Glimpsing the 'goddess of war' on the ASX

The Athena Capital high frequency trading scandal on the NASDAQ should remind Australian regulators to be on guard against market manipulation.

A high frequency trading racket has been exposed in New York on the NASDAQ. Australia needs to watch that the same market manipulation is not taking place here.

It’s unfair to use one day’s trading, but what happened in Australian markets yesterday would indicate the possibility that our markets are being manipulated in the same way as New York.

In New York, the big institutions have high-bandwidth 'pipes' into the market so that they can gain an advantage over smaller investors. They generate big revenues for the stock exchange as they dominate the market trading. Their public relations machine is very sophisticated and regular press articles praise the advantages of the high frequency traders' market manipulation.  In Australia, high frequency traders also have pipes into the market but are subject to much greater regulation to curb New York-style market rigging. But the pipes still exist.

An article in the Big Picture newsletter is the source of my New York material.

This month the SEC took its first ever action against a high frequency trading firm for market manipulation: Athena Capital Research.

Athena systematically and algorithmically manipulated the NASDAQ auction closing price in thousands of securities throughout 2009.

They had HFT programs called ‘meat’ and ‘gravy’ specifically designed to manipulate the closing prices.

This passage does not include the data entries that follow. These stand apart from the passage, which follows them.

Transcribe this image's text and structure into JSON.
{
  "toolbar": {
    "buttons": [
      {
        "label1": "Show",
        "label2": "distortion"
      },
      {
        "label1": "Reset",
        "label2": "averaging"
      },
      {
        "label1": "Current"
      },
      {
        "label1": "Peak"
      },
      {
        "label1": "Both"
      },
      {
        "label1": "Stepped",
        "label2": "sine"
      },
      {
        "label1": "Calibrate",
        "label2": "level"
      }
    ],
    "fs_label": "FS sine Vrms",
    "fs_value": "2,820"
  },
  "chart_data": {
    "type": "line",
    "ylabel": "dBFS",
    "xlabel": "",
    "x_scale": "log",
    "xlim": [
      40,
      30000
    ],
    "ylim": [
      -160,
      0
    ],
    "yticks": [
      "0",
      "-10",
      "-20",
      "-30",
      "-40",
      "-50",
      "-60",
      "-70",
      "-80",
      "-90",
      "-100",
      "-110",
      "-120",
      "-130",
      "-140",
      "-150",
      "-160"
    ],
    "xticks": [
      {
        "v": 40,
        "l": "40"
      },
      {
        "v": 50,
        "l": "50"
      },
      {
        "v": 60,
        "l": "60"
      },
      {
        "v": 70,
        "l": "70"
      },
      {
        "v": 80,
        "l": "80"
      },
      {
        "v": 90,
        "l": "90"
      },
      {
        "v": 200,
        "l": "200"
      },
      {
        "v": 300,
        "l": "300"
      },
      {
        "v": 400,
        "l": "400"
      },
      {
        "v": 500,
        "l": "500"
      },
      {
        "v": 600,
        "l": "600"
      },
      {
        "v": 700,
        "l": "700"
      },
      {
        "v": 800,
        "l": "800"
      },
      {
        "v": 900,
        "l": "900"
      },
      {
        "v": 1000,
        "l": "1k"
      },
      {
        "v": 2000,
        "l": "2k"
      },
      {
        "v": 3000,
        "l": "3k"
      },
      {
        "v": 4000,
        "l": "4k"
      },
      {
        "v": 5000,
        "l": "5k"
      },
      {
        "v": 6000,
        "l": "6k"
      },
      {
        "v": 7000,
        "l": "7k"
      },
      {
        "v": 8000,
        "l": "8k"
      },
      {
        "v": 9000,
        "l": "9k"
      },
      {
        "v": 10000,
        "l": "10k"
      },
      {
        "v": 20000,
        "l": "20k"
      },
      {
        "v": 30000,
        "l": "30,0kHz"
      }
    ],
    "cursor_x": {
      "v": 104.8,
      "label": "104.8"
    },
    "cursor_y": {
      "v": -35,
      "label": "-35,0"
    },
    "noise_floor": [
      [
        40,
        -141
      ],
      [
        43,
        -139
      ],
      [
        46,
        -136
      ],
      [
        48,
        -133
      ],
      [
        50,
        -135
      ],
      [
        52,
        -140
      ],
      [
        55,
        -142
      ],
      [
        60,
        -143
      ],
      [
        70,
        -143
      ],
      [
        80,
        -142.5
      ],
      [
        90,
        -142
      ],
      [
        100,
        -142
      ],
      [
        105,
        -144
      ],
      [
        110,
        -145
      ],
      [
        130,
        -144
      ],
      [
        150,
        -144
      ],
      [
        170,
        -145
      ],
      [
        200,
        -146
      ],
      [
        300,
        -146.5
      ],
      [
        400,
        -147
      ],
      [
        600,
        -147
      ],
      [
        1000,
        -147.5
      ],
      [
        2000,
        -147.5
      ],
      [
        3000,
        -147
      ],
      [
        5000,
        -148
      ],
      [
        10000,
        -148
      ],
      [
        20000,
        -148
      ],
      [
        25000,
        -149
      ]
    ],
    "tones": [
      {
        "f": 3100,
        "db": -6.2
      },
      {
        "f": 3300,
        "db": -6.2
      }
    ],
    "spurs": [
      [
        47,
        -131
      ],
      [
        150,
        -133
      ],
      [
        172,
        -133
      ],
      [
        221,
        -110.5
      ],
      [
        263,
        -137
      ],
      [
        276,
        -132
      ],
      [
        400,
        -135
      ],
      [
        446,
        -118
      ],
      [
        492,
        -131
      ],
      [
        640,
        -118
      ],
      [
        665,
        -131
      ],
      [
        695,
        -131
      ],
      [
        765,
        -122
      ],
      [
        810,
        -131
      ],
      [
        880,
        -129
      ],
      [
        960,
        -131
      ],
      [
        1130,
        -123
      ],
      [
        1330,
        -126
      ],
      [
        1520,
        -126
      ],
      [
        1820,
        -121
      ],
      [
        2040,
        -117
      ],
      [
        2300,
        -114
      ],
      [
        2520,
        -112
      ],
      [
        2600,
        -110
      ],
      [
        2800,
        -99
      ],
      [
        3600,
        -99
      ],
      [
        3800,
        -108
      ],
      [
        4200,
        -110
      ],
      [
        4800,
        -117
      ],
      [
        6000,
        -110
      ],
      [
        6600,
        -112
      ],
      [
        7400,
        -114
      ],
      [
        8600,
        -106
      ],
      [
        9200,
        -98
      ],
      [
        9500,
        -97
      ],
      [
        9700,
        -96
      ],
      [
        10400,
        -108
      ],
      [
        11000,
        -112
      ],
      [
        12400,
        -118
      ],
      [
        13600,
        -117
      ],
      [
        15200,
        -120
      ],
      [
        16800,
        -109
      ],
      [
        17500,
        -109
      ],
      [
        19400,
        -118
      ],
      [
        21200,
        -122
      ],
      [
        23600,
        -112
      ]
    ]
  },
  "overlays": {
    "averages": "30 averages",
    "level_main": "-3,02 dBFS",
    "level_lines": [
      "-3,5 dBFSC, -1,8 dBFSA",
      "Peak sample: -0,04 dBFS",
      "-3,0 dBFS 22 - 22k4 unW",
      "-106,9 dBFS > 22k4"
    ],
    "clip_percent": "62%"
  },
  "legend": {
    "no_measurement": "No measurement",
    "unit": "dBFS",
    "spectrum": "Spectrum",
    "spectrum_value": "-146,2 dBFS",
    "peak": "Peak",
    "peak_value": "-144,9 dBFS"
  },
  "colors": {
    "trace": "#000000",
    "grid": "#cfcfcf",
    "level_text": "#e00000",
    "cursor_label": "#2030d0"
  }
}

Their algorithms read the NADSAQ imbalance information blasts, and reacted in intentionally nefarious ways.

Athena referred to its accumulation as ‘meat’ and to its last-second trading strategies as ‘gravy’.

Athena referred to this in internal emails as “dominating the auction” and “owning the game".

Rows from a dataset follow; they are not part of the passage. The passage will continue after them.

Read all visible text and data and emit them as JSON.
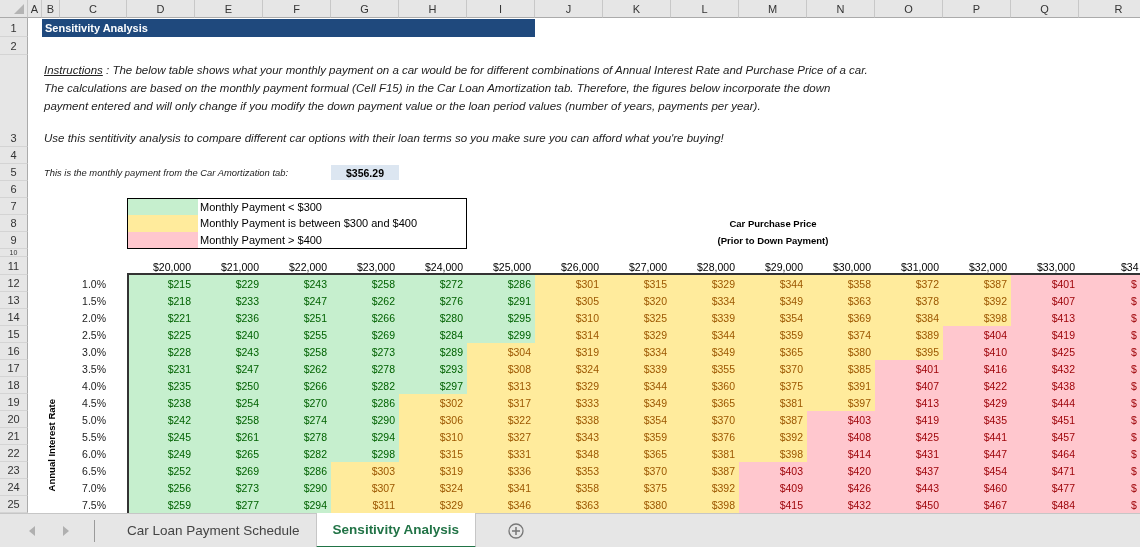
{
  "columns": [
    "A",
    "B",
    "C",
    "D",
    "E",
    "F",
    "G",
    "H",
    "I",
    "J",
    "K",
    "L",
    "M",
    "N",
    "O",
    "P",
    "Q",
    "R"
  ],
  "row_numbers": [
    "1",
    "2",
    "3",
    "4",
    "5",
    "6",
    "7",
    "8",
    "9",
    "10",
    "11",
    "12",
    "13",
    "14",
    "15",
    "16",
    "17",
    "18",
    "19",
    "20",
    "21",
    "22",
    "23",
    "24",
    "25"
  ],
  "title": "Sensitivity Analysis",
  "instructions": {
    "label": "Instructions",
    "text": " : The below table shows what your monthly payment on a car would be for different combinations of Annual Interest Rate and Purchase Price of a car. The calculations are based on the monthly payment formual (Cell F15) in the Car Loan Amortization tab. Therefore, the figures below incorporate the down payment entered and will only change if you modify the down payment value or the loan period values (number of years, payments per year).",
    "note": "Use this sentitivity analysis to compare different car options with their loan terms so you make sure you can afford what you're buying!"
  },
  "monthly_payment": {
    "label": "This is the monthly payment from the Car Amortization tab:",
    "value": "$356.29"
  },
  "legend": [
    {
      "label": "Monthly Payment < $300",
      "color": "#c6efce"
    },
    {
      "label": "Monthly Payment is between $300 and $400",
      "color": "#ffeb9c"
    },
    {
      "label": "Monthly Payment > $400",
      "color": "#ffc7ce"
    }
  ],
  "price_axis_title": [
    "Car Purchase Price",
    "(Prior to Down Payment)"
  ],
  "rate_axis_title": "Annual Interest Rate",
  "table": {
    "prices": [
      "$20,000",
      "$21,000",
      "$22,000",
      "$23,000",
      "$24,000",
      "$25,000",
      "$26,000",
      "$27,000",
      "$28,000",
      "$29,000",
      "$30,000",
      "$31,000",
      "$32,000",
      "$33,000",
      "$34"
    ],
    "rows": [
      {
        "rate": "1.0%",
        "cells": [
          {
            "text": "$215",
            "kind": "low"
          },
          {
            "text": "$229",
            "kind": "low"
          },
          {
            "text": "$243",
            "kind": "low"
          },
          {
            "text": "$258",
            "kind": "low"
          },
          {
            "text": "$272",
            "kind": "low"
          },
          {
            "text": "$286",
            "kind": "low"
          },
          {
            "text": "$301",
            "kind": "mid"
          },
          {
            "text": "$315",
            "kind": "mid"
          },
          {
            "text": "$329",
            "kind": "mid"
          },
          {
            "text": "$344",
            "kind": "mid"
          },
          {
            "text": "$358",
            "kind": "mid"
          },
          {
            "text": "$372",
            "kind": "mid"
          },
          {
            "text": "$387",
            "kind": "mid"
          },
          {
            "text": "$401",
            "kind": "high"
          },
          {
            "text": "$",
            "kind": "high"
          }
        ]
      },
      {
        "rate": "1.5%",
        "cells": [
          {
            "text": "$218",
            "kind": "low"
          },
          {
            "text": "$233",
            "kind": "low"
          },
          {
            "text": "$247",
            "kind": "low"
          },
          {
            "text": "$262",
            "kind": "low"
          },
          {
            "text": "$276",
            "kind": "low"
          },
          {
            "text": "$291",
            "kind": "low"
          },
          {
            "text": "$305",
            "kind": "mid"
          },
          {
            "text": "$320",
            "kind": "mid"
          },
          {
            "text": "$334",
            "kind": "mid"
          },
          {
            "text": "$349",
            "kind": "mid"
          },
          {
            "text": "$363",
            "kind": "mid"
          },
          {
            "text": "$378",
            "kind": "mid"
          },
          {
            "text": "$392",
            "kind": "mid"
          },
          {
            "text": "$407",
            "kind": "high"
          },
          {
            "text": "$",
            "kind": "high"
          }
        ]
      },
      {
        "rate": "2.0%",
        "cells": [
          {
            "text": "$221",
            "kind": "low"
          },
          {
            "text": "$236",
            "kind": "low"
          },
          {
            "text": "$251",
            "kind": "low"
          },
          {
            "text": "$266",
            "kind": "low"
          },
          {
            "text": "$280",
            "kind": "low"
          },
          {
            "text": "$295",
            "kind": "low"
          },
          {
            "text": "$310",
            "kind": "mid"
          },
          {
            "text": "$325",
            "kind": "mid"
          },
          {
            "text": "$339",
            "kind": "mid"
          },
          {
            "text": "$354",
            "kind": "mid"
          },
          {
            "text": "$369",
            "kind": "mid"
          },
          {
            "text": "$384",
            "kind": "mid"
          },
          {
            "text": "$398",
            "kind": "mid"
          },
          {
            "text": "$413",
            "kind": "high"
          },
          {
            "text": "$",
            "kind": "high"
          }
        ]
      },
      {
        "rate": "2.5%",
        "cells": [
          {
            "text": "$225",
            "kind": "low"
          },
          {
            "text": "$240",
            "kind": "low"
          },
          {
            "text": "$255",
            "kind": "low"
          },
          {
            "text": "$269",
            "kind": "low"
          },
          {
            "text": "$284",
            "kind": "low"
          },
          {
            "text": "$299",
            "kind": "low"
          },
          {
            "text": "$314",
            "kind": "mid"
          },
          {
            "text": "$329",
            "kind": "mid"
          },
          {
            "text": "$344",
            "kind": "mid"
          },
          {
            "text": "$359",
            "kind": "mid"
          },
          {
            "text": "$374",
            "kind": "mid"
          },
          {
            "text": "$389",
            "kind": "mid"
          },
          {
            "text": "$404",
            "kind": "high"
          },
          {
            "text": "$419",
            "kind": "high"
          },
          {
            "text": "$",
            "kind": "high"
          }
        ]
      },
      {
        "rate": "3.0%",
        "cells": [
          {
            "text": "$228",
            "kind": "low"
          },
          {
            "text": "$243",
            "kind": "low"
          },
          {
            "text": "$258",
            "kind": "low"
          },
          {
            "text": "$273",
            "kind": "low"
          },
          {
            "text": "$289",
            "kind": "low"
          },
          {
            "text": "$304",
            "kind": "mid"
          },
          {
            "text": "$319",
            "kind": "mid"
          },
          {
            "text": "$334",
            "kind": "mid"
          },
          {
            "text": "$349",
            "kind": "mid"
          },
          {
            "text": "$365",
            "kind": "mid"
          },
          {
            "text": "$380",
            "kind": "mid"
          },
          {
            "text": "$395",
            "kind": "mid"
          },
          {
            "text": "$410",
            "kind": "high"
          },
          {
            "text": "$425",
            "kind": "high"
          },
          {
            "text": "$",
            "kind": "high"
          }
        ]
      },
      {
        "rate": "3.5%",
        "cells": [
          {
            "text": "$231",
            "kind": "low"
          },
          {
            "text": "$247",
            "kind": "low"
          },
          {
            "text": "$262",
            "kind": "low"
          },
          {
            "text": "$278",
            "kind": "low"
          },
          {
            "text": "$293",
            "kind": "low"
          },
          {
            "text": "$308",
            "kind": "mid"
          },
          {
            "text": "$324",
            "kind": "mid"
          },
          {
            "text": "$339",
            "kind": "mid"
          },
          {
            "text": "$355",
            "kind": "mid"
          },
          {
            "text": "$370",
            "kind": "mid"
          },
          {
            "text": "$385",
            "kind": "mid"
          },
          {
            "text": "$401",
            "kind": "high"
          },
          {
            "text": "$416",
            "kind": "high"
          },
          {
            "text": "$432",
            "kind": "high"
          },
          {
            "text": "$",
            "kind": "high"
          }
        ]
      },
      {
        "rate": "4.0%",
        "cells": [
          {
            "text": "$235",
            "kind": "low"
          },
          {
            "text": "$250",
            "kind": "low"
          },
          {
            "text": "$266",
            "kind": "low"
          },
          {
            "text": "$282",
            "kind": "low"
          },
          {
            "text": "$297",
            "kind": "low"
          },
          {
            "text": "$313",
            "kind": "mid"
          },
          {
            "text": "$329",
            "kind": "mid"
          },
          {
            "text": "$344",
            "kind": "mid"
          },
          {
            "text": "$360",
            "kind": "mid"
          },
          {
            "text": "$375",
            "kind": "mid"
          },
          {
            "text": "$391",
            "kind": "mid"
          },
          {
            "text": "$407",
            "kind": "high"
          },
          {
            "text": "$422",
            "kind": "high"
          },
          {
            "text": "$438",
            "kind": "high"
          },
          {
            "text": "$",
            "kind": "high"
          }
        ]
      },
      {
        "rate": "4.5%",
        "cells": [
          {
            "text": "$238",
            "kind": "low"
          },
          {
            "text": "$254",
            "kind": "low"
          },
          {
            "text": "$270",
            "kind": "low"
          },
          {
            "text": "$286",
            "kind": "low"
          },
          {
            "text": "$302",
            "kind": "mid"
          },
          {
            "text": "$317",
            "kind": "mid"
          },
          {
            "text": "$333",
            "kind": "mid"
          },
          {
            "text": "$349",
            "kind": "mid"
          },
          {
            "text": "$365",
            "kind": "mid"
          },
          {
            "text": "$381",
            "kind": "mid"
          },
          {
            "text": "$397",
            "kind": "mid"
          },
          {
            "text": "$413",
            "kind": "high"
          },
          {
            "text": "$429",
            "kind": "high"
          },
          {
            "text": "$444",
            "kind": "high"
          },
          {
            "text": "$",
            "kind": "high"
          }
        ]
      },
      {
        "rate": "5.0%",
        "cells": [
          {
            "text": "$242",
            "kind": "low"
          },
          {
            "text": "$258",
            "kind": "low"
          },
          {
            "text": "$274",
            "kind": "low"
          },
          {
            "text": "$290",
            "kind": "low"
          },
          {
            "text": "$306",
            "kind": "mid"
          },
          {
            "text": "$322",
            "kind": "mid"
          },
          {
            "text": "$338",
            "kind": "mid"
          },
          {
            "text": "$354",
            "kind": "mid"
          },
          {
            "text": "$370",
            "kind": "mid"
          },
          {
            "text": "$387",
            "kind": "mid"
          },
          {
            "text": "$403",
            "kind": "high"
          },
          {
            "text": "$419",
            "kind": "high"
          },
          {
            "text": "$435",
            "kind": "high"
          },
          {
            "text": "$451",
            "kind": "high"
          },
          {
            "text": "$",
            "kind": "high"
          }
        ]
      },
      {
        "rate": "5.5%",
        "cells": [
          {
            "text": "$245",
            "kind": "low"
          },
          {
            "text": "$261",
            "kind": "low"
          },
          {
            "text": "$278",
            "kind": "low"
          },
          {
            "text": "$294",
            "kind": "low"
          },
          {
            "text": "$310",
            "kind": "mid"
          },
          {
            "text": "$327",
            "kind": "mid"
          },
          {
            "text": "$343",
            "kind": "mid"
          },
          {
            "text": "$359",
            "kind": "mid"
          },
          {
            "text": "$376",
            "kind": "mid"
          },
          {
            "text": "$392",
            "kind": "mid"
          },
          {
            "text": "$408",
            "kind": "high"
          },
          {
            "text": "$425",
            "kind": "high"
          },
          {
            "text": "$441",
            "kind": "high"
          },
          {
            "text": "$457",
            "kind": "high"
          },
          {
            "text": "$",
            "kind": "high"
          }
        ]
      },
      {
        "rate": "6.0%",
        "cells": [
          {
            "text": "$249",
            "kind": "low"
          },
          {
            "text": "$265",
            "kind": "low"
          },
          {
            "text": "$282",
            "kind": "low"
          },
          {
            "text": "$298",
            "kind": "low"
          },
          {
            "text": "$315",
            "kind": "mid"
          },
          {
            "text": "$331",
            "kind": "mid"
          },
          {
            "text": "$348",
            "kind": "mid"
          },
          {
            "text": "$365",
            "kind": "mid"
          },
          {
            "text": "$381",
            "kind": "mid"
          },
          {
            "text": "$398",
            "kind": "mid"
          },
          {
            "text": "$414",
            "kind": "high"
          },
          {
            "text": "$431",
            "kind": "high"
          },
          {
            "text": "$447",
            "kind": "high"
          },
          {
            "text": "$464",
            "kind": "high"
          },
          {
            "text": "$",
            "kind": "high"
          }
        ]
      },
      {
        "rate": "6.5%",
        "cells": [
          {
            "text": "$252",
            "kind": "low"
          },
          {
            "text": "$269",
            "kind": "low"
          },
          {
            "text": "$286",
            "kind": "low"
          },
          {
            "text": "$303",
            "kind": "mid"
          },
          {
            "text": "$319",
            "kind": "mid"
          },
          {
            "text": "$336",
            "kind": "mid"
          },
          {
            "text": "$353",
            "kind": "mid"
          },
          {
            "text": "$370",
            "kind": "mid"
          },
          {
            "text": "$387",
            "kind": "mid"
          },
          {
            "text": "$403",
            "kind": "high"
          },
          {
            "text": "$420",
            "kind": "high"
          },
          {
            "text": "$437",
            "kind": "high"
          },
          {
            "text": "$454",
            "kind": "high"
          },
          {
            "text": "$471",
            "kind": "high"
          },
          {
            "text": "$",
            "kind": "high"
          }
        ]
      },
      {
        "rate": "7.0%",
        "cells": [
          {
            "text": "$256",
            "kind": "low"
          },
          {
            "text": "$273",
            "kind": "low"
          },
          {
            "text": "$290",
            "kind": "low"
          },
          {
            "text": "$307",
            "kind": "mid"
          },
          {
            "text": "$324",
            "kind": "mid"
          },
          {
            "text": "$341",
            "kind": "mid"
          },
          {
            "text": "$358",
            "kind": "mid"
          },
          {
            "text": "$375",
            "kind": "mid"
          },
          {
            "text": "$392",
            "kind": "mid"
          },
          {
            "text": "$409",
            "kind": "high"
          },
          {
            "text": "$426",
            "kind": "high"
          },
          {
            "text": "$443",
            "kind": "high"
          },
          {
            "text": "$460",
            "kind": "high"
          },
          {
            "text": "$477",
            "kind": "high"
          },
          {
            "text": "$",
            "kind": "high"
          }
        ]
      },
      {
        "rate": "7.5%",
        "cells": [
          {
            "text": "$259",
            "kind": "low"
          },
          {
            "text": "$277",
            "kind": "low"
          },
          {
            "text": "$294",
            "kind": "low"
          },
          {
            "text": "$311",
            "kind": "mid"
          },
          {
            "text": "$329",
            "kind": "mid"
          },
          {
            "text": "$346",
            "kind": "mid"
          },
          {
            "text": "$363",
            "kind": "mid"
          },
          {
            "text": "$380",
            "kind": "mid"
          },
          {
            "text": "$398",
            "kind": "mid"
          },
          {
            "text": "$415",
            "kind": "high"
          },
          {
            "text": "$432",
            "kind": "high"
          },
          {
            "text": "$450",
            "kind": "high"
          },
          {
            "text": "$467",
            "kind": "high"
          },
          {
            "text": "$484",
            "kind": "high"
          },
          {
            "text": "$",
            "kind": "high"
          }
        ]
      }
    ]
  },
  "sheet_tabs": [
    {
      "label": "Car Loan Payment Schedule",
      "selected": false
    },
    {
      "label": "Sensitivity Analysis",
      "selected": true
    }
  ]
}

In New York, as in Australia, the closing price is not just any price. Of all the thousands of price points throughout the trading day, it is the most important one because it is used to price mutual funds, ETFs and many other securities.  

Athena manipulated thousands of stocks every day. The Athena managers, officers, and employees wrote code to accomplish this and did so brazenly. They wrote about it in emails. They were deliberately manipulative even to the point where they debated internally whether they would get caught, and asked themselves if they risked “killing the golden goose”.

The fact that prosecution has taken five years is a damning indictment on New York regulators. And the fact that the fine was only $1 million shows that this is just a slap on the wrist. But it showed to all that what we believed was happening in New York is really happening.

And so we come to Australia.  

While the situation may not be as bad as New York, the closing price is equally powerful. Yesterday Richard Morrow of Baillieu Holst sent me the intraday chart of the physically delivered and cash-settled futures.

Do we have an Athena in Australia? You would need to look at a lot more closing price actions, but that sharp increase would indicate that, at least yesterday, an Athena-type action could have taken place in Australia.

Athena, the goddess of war, is an alert to the ASX. Yesterday’s chart was a warning. The ASX wants Australia to be an Asian financial centre, but to achieve that status we must be able to promote ourselves as a clean market free of Athenas.